Эрнест Хемингуэй погиб, когда мне был один год. Это вполне может быть преемственностью сходных характеров. Ведь должен он был кому-то передать всё то лучшее, что осталось в его душе.
Всё. Застопорило. Кажется я устал от писанины. Нужен отдых. Поэтому, отключив мозги, я перечислю некоторые моменты в жизни Эрнеста, которые обращают на себя внимание. Родился он, будем считать, в 1899 году, хотя есть мнение, что год это был 1898. Жил в пригороде Чикаго, в Оук-Парке, в обеспеченной и интеллигентной семье. Сразу после школы подался работать репортёром, а в 1918 году, завербовавшись, уехал в Европу – на фронт Первой мировой войны. Кто знает, что его туда потянуло – скорее всего жажда путешествий и желание увидеть жизнь вблизи своими глазами. В мае 1918 года он покинул Нью-Йорк, а уже в июле, в Италии был ранен, попав после этого в миланский госпиталь. Всё обошлось, и по окончании войны он вернулся в Штаты, но не домой, а устроился работать в газету «Торонто стар». Это был 1919 год.

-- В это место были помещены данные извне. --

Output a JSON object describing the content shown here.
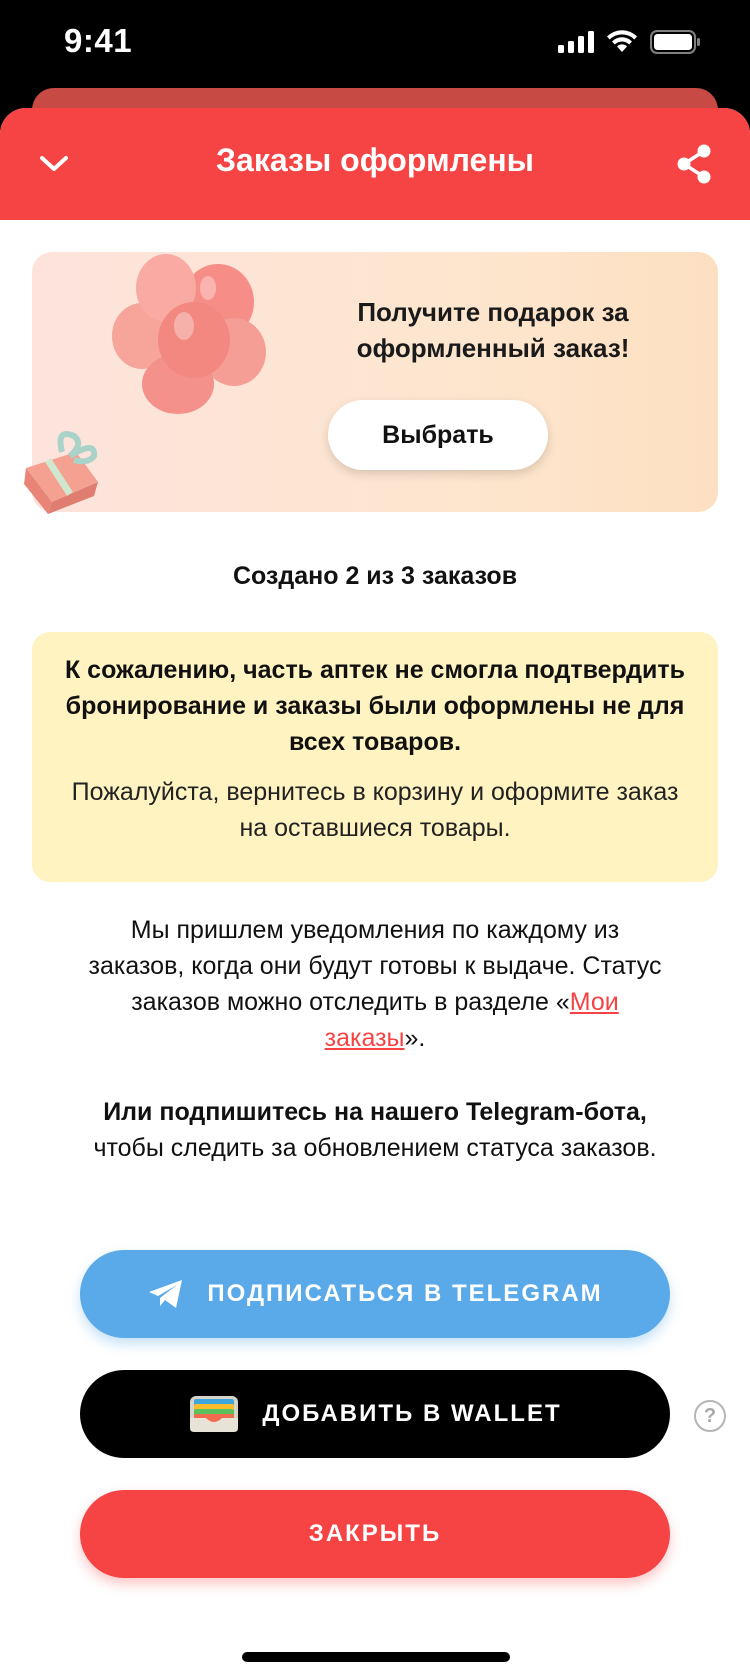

Кто-то (Шервуд Андерсен?) сказал ему, что очень хорошо живётся и пишется в Париже, и молодой Хэм отправился в Париж. Перед этим он в сентябре 1921 года женился на Хэдли Ричардсон и в конец 1921 года они уехали в Париж. При этом он считался корреспондентом своей газеты (то ли штатным, то ли фрилансером) и выезжал по заданию редакции на фронт греко-турецкой войны, на конференции в Геную и в Лозанну, в Рур. Газета охотно публиковала его корреспонденции, но Эрнест хотел быть писателем. И он стал им. Правда, прежде были потеряны (украдены) практически все его ранние вещи. Это случилось в декабре 1922 года. После такой потери молодому писателю нетрудно сломаться, и Эрнесту стало казаться, что никогда больше он не сможет писать. Но это была ерунда. Как же он мог не писать! И снова из-под его карандаша стали появляться рассказы. Первыми его публикациями, не считая газетной работы, стал сборничек, опубликованный в Париже, который он назвал «Три рассказа и десять стихотворений», опубликованный тиражом триста экземпляров. И сборник «В наше время», тиражом сто семьдесят экземпляров. Они вышли в 1923—1924 годах. Вроде бы первый не имел заметного успеха. Второй был переработан и вышел в Штатах под тем же названием, в Нью-Йорке, видимо в издательстве «Скрибнерс», с которым Хэм сотрудничал всю жизнь. Это была первая серьёзная книга и вышла она, кажется, в 1925 году. Перед этим о перестал сотрудничать с газетой, и, оставшись без денег, голодный и уверенный в себе, сел всерьёз за написание рассказов. И пошло! Это произошло в начале 1924 года.
В сентябре 1923 года Эрнест с женой Хэдли вернулся в Торонто, где в октябре этого года у них родился сын Джон. В январе 1924 года они все вместе вернулись в Париж.
«Фиеста», или как ещё называют этот роман (a novel) «И восходит солнце», он написал за полтора летних месяца в 1925 году, а зимой, в горах, роман был полностью переписан и вышел в октябре 1926 года в издательстве Charles Scribner’s. Это был успех! До и после он писал рассказы и стихи. Особенно известна серия его рассказов о Нике Адамсе. Конечно, под этим именем автор вспоминал своё детство и время взросления. В январе 1927 года Хемингуэй расстался в Хэдли и в мае женился на Полин Пфайфер. В марте 1928 года они уехали из Парижа.